On June 4, 2025, the U.S. Court of Appeals for the Second Circuit affirmed the dismissal of a putative class action against a video streaming service provider for alleged violations of the Video Privacy Protection Act (VPPA).
The plaintiff, a subscriber to a digital video streaming service, alleged that the provider violated the VPPA by transmitting her Facebook ID and the titles of videos she watched to Facebook through the use of Facebook’s Pixel tracking tool. The information was used for targeted advertising purposes.
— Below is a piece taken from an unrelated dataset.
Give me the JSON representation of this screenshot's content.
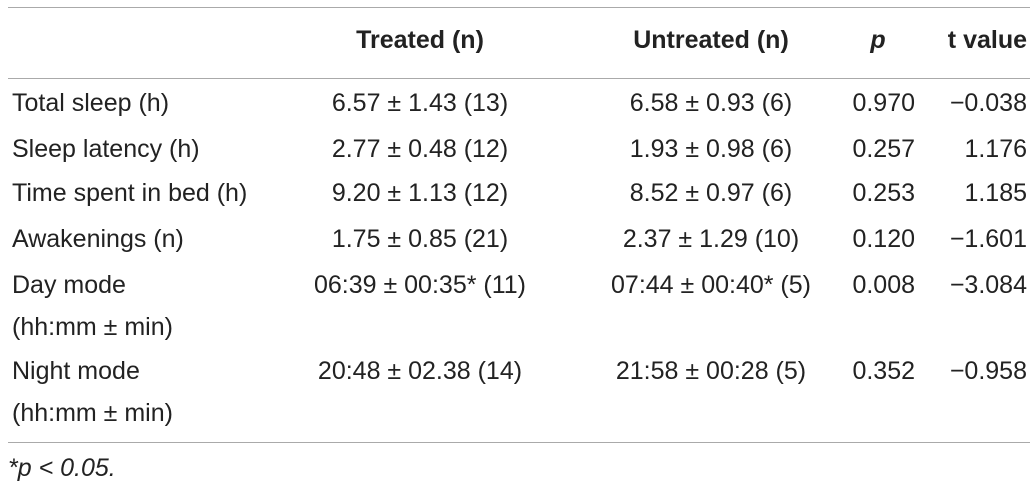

The district court dismissed the complaint, finding that the information disclosed did not amount to PII under the VPPA, and denied the plaintiff’s request to amend her complaint.
The central issue on appeal was the scope of “personally identifiable information.” Under the VPPA:
the term “personally identifiable information” includes information which identifies a person as having requested or obtained specific video materials or services from a video tape service provider….
Two competing standards have emerged in the federal courts:
- The “reasonable foreseeability” standard, which considers whether it is reasonably foreseeable that a third party could use the disclosed information to identify an individual’s video viewing history.
- The “ordinary person” standard, which limits PII to information that would permit an ordinary person, without specialized knowledge or resources, to identify a specific individual’s video-watching behavior.
The Second Circuit adopted the “ordinary person” standard, aligning with the Third and Ninth Circuits. The court reasoned that this approach better informs video service providers of their obligations and avoids imposing liability based on the capabilities of sophisticated third parties, such as large technology companies.
We decline to adopt Yershov‘s reasonable foreseeability standard because it focuses on what a recipient can or cannot reasonably do when given personal information. 820 F.3d at 486. The “classic example” of the “1988 paradigm” is “a video clerk leaking an individual customer’s video rental history,” and the VPPA was not intended to create liability [*27] where a third party is able to “assemble otherwise anonymous pieces of data to unmask the identity of individual [users].” In re Nickelodeon, 827 F.3d at 290; see also Eichenberger, 876 F.3d at 985 ( “‘[P]ersonally identifiable information’ must have the same meaning without regard to its recipient’s capabilities. Holding otherwise would make ‘the lawfulness of a disclosure depend on circumstances outside of a video service provider’s control.’” (quoting Mollett v. Netflix, Inc., 795 F.3d 1062, 1066 (9th Cir. 2015) (alterations adopted)).
Solomon v. Flipps Media, Inc., 136 F.4th 41 (2d Cir. 2025).